NEW YORK (Reuters Health) - Although the risk of heart attack in women of reproductive age is low, it increases three to four times in pregnant women compared with women who are not pregnant, according to a new study. Overall, the researchers estimate that 6 of every 100,000 pregnant women will have a heart attack.

The findings, published in the journal Circulation, also suggest that risk increases with age, with pregnant women over 40 years old 30-times more likely to have a heart attack than pregnant women under the age of 20.

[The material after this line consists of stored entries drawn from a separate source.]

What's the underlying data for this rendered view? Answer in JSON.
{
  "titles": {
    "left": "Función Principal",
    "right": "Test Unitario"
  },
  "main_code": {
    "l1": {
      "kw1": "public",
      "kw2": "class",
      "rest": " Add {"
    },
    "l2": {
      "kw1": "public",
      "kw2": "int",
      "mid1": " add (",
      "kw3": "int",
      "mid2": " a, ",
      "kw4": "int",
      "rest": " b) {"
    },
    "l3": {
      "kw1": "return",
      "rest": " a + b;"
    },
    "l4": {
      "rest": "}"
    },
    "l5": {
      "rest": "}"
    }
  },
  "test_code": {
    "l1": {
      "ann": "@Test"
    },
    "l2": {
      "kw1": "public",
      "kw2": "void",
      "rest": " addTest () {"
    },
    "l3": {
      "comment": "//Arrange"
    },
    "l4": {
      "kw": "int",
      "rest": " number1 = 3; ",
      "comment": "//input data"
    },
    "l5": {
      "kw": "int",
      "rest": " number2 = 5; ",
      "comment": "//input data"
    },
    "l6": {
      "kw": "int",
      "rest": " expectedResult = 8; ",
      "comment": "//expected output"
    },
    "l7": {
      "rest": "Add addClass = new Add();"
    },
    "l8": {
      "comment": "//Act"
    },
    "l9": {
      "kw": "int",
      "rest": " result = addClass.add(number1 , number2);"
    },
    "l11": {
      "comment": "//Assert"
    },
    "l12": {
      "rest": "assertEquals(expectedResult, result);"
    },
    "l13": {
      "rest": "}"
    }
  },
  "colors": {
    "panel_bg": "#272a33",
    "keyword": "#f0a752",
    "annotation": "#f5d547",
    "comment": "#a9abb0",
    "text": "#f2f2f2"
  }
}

"Even if numbers are low, this represents a dramatic increase," lead author Dr. Andra James, from Duke University Medical Center in Durham, North Carolina, told Reuters Health. "However, obstetrician-gynecologists haven't thought much about the problem."

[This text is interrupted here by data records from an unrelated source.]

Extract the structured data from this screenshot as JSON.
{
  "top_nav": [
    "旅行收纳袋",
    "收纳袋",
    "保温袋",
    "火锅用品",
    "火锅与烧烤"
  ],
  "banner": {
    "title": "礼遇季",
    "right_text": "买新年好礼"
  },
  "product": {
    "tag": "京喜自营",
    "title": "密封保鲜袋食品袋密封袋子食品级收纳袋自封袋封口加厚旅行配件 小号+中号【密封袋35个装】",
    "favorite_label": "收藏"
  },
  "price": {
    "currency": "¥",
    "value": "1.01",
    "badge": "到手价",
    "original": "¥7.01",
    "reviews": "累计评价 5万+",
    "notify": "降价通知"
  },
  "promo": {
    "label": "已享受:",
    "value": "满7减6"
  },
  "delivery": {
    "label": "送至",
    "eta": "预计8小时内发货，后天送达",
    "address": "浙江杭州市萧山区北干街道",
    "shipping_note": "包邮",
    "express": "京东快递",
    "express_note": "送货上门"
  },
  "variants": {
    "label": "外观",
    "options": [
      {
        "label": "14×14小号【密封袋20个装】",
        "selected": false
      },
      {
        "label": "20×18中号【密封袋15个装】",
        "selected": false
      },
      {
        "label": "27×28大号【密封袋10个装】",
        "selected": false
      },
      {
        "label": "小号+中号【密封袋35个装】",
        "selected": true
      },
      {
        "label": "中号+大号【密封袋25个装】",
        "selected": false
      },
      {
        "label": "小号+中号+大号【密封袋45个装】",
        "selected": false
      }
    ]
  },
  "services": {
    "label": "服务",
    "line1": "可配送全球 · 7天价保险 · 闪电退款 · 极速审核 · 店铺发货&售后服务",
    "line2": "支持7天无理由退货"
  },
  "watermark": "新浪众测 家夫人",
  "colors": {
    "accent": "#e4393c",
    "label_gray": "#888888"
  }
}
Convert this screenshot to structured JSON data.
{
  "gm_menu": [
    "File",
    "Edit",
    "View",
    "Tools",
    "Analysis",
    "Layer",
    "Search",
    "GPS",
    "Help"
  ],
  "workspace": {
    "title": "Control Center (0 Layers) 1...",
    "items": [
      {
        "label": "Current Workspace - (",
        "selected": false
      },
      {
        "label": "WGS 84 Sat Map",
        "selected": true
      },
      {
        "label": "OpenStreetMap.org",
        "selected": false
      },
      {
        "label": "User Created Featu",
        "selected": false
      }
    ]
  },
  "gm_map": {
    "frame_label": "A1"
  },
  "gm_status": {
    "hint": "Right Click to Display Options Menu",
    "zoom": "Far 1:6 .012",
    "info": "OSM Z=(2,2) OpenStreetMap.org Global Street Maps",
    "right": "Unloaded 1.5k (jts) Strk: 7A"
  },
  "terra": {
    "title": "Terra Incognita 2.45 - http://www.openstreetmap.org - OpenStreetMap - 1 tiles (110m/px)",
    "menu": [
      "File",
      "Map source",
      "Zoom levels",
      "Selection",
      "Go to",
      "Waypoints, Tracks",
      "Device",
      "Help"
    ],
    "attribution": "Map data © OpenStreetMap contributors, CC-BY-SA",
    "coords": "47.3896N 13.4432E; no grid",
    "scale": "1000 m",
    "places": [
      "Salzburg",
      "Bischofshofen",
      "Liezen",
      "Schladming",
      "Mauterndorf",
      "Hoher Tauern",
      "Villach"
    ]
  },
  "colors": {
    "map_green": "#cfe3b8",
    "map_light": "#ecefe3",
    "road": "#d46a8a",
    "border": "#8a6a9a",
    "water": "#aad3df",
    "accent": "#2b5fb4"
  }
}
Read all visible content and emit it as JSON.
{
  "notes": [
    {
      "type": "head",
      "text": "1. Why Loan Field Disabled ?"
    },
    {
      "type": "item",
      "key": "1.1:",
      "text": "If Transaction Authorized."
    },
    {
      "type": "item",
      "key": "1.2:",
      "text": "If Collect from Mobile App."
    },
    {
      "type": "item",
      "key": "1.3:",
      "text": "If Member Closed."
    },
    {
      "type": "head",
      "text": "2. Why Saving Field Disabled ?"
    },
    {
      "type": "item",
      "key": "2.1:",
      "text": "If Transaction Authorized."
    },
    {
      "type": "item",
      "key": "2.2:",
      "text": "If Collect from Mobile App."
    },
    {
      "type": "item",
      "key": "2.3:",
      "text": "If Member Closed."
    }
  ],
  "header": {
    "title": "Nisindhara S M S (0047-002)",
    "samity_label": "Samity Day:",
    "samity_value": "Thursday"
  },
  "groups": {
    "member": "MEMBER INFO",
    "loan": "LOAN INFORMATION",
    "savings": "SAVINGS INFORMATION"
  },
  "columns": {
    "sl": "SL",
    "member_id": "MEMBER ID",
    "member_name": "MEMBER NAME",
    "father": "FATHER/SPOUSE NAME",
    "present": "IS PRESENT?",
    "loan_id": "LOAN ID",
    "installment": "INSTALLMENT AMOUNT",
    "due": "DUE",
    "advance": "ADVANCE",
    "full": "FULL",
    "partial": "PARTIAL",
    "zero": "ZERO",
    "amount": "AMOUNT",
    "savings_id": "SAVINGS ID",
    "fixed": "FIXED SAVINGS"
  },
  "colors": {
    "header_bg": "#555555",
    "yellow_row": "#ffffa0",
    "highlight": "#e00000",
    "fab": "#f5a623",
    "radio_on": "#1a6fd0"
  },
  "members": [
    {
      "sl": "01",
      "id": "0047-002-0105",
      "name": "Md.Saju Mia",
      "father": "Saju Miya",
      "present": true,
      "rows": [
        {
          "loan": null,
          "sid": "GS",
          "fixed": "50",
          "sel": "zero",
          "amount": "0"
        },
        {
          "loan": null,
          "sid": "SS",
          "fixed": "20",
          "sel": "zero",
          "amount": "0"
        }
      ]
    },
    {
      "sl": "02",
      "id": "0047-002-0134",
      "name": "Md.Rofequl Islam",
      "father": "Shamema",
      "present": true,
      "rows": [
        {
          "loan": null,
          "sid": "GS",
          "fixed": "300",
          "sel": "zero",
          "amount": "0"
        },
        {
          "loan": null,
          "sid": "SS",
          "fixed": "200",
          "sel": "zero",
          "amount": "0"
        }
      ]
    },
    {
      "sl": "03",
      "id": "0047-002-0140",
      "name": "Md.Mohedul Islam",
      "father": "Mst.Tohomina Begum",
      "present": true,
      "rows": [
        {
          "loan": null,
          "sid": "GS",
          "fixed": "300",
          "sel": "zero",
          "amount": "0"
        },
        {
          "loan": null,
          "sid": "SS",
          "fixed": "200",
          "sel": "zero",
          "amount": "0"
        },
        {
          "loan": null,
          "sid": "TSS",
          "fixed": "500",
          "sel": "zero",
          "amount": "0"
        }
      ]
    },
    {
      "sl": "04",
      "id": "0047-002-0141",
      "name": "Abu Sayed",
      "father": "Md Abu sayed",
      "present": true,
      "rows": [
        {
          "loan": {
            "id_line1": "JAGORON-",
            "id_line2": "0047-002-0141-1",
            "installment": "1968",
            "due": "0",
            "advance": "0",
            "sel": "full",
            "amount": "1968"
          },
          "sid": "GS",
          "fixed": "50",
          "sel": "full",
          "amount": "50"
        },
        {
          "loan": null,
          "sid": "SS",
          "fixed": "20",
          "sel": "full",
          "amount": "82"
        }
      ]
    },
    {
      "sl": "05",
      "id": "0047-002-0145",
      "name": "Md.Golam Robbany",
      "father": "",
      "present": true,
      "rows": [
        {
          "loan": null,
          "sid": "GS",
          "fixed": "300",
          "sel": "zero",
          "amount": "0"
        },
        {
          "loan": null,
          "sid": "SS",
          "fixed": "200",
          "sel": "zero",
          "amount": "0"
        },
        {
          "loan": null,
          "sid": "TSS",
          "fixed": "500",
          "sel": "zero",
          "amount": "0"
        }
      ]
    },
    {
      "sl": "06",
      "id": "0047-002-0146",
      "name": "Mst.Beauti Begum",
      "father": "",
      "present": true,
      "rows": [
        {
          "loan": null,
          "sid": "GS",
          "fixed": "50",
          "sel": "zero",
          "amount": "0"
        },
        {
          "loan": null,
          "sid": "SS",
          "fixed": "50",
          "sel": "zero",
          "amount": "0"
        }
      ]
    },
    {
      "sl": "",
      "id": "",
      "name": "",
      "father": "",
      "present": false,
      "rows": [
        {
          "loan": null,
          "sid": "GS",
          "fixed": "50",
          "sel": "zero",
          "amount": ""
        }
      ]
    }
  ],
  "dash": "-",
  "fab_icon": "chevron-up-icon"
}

James noted that in 2002-2003, birth rates rose six percent for women between 35 and 39 years old, and five percent for women between 40 and 44. "More and more women over the age of 35 are having children. Since risks increase with age, when a pregnant women comes in with chest pains, we can't just assume that it's not a heart attack."

James' team conducted the first national survey assessing the frequency, mortality rate and risk factors for pregnancy-related heart attacks in the United States between 2000 and 2002.

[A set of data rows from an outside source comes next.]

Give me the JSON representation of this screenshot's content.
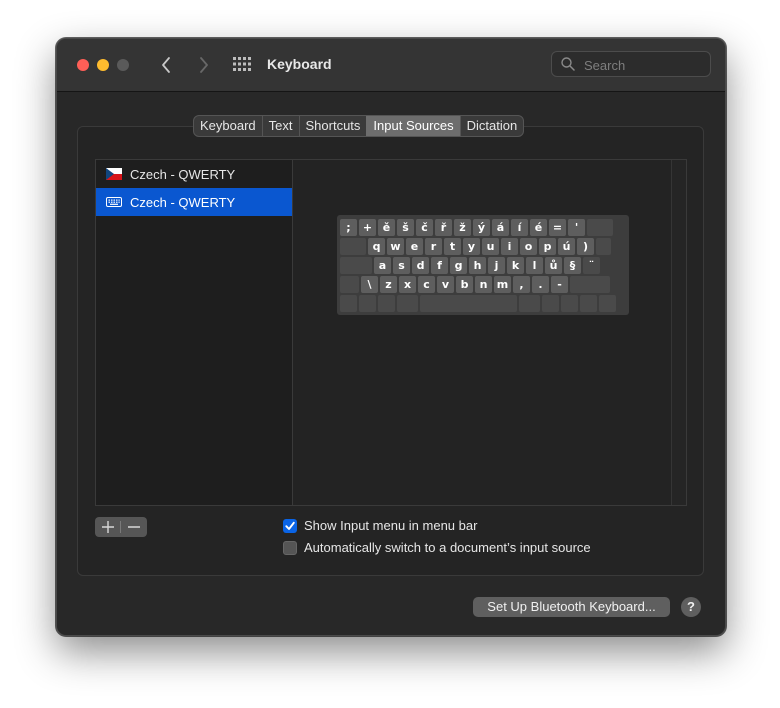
{
  "window": {
    "title": "Keyboard",
    "search_placeholder": "Search"
  },
  "tabs": [
    {
      "label": "Keyboard",
      "active": false
    },
    {
      "label": "Text",
      "active": false
    },
    {
      "label": "Shortcuts",
      "active": false
    },
    {
      "label": "Input Sources",
      "active": true
    },
    {
      "label": "Dictation",
      "active": false
    }
  ],
  "sources": [
    {
      "label": "Czech - QWERTY",
      "icon": "czech-flag-icon",
      "selected": false
    },
    {
      "label": "Czech - QWERTY",
      "icon": "keyboard-icon",
      "selected": true
    }
  ],
  "keyboard_layout": {
    "row1": [
      ";",
      "+",
      "ě",
      "š",
      "č",
      "ř",
      "ž",
      "ý",
      "á",
      "í",
      "é",
      "=",
      "'"
    ],
    "row2": [
      "q",
      "w",
      "e",
      "r",
      "t",
      "y",
      "u",
      "i",
      "o",
      "p",
      "ú",
      ")"
    ],
    "row3": [
      "a",
      "s",
      "d",
      "f",
      "g",
      "h",
      "j",
      "k",
      "l",
      "ů",
      "§",
      "¨"
    ],
    "row4": [
      "\\",
      "z",
      "x",
      "c",
      "v",
      "b",
      "n",
      "m",
      ",",
      ".",
      "-"
    ]
  },
  "buttons": {
    "add": "+",
    "remove": "−",
    "bluetooth": "Set Up Bluetooth Keyboard...",
    "help": "?"
  },
  "options": {
    "show_input_menu": {
      "label": "Show Input menu in menu bar",
      "checked": true
    },
    "auto_switch": {
      "label": "Automatically switch to a document’s input source",
      "checked": false
    }
  },
  "colors": {
    "selection": "#0a57d0",
    "checkbox_on": "#0a64e6",
    "close": "#fe5f57",
    "minimize": "#febc2e"
  }
}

Among 12.6 million deliveries, 859 heart attacks were reported (6.2 per 100,000 pregnancies), and in 5 percent of these cases the woman died, according to the authors.

Besides age-related risk factors, high blood pressure, diabetes and smoking also increase the risk. For example, "high blood pressure increases the risk another 20 times over the three- to four-fold increase; diabetes another four times; smoking another eight times," James continued.

"For a long time we thought that estrogens are heart protective. It's only recently that the hormone has been implicated in cardiovascular diseases," she added. "We don't prescribe birth control pills to women who smoke and who are over 35, so we should also be more aggressive in counseling women on the risks associated with pregnancy."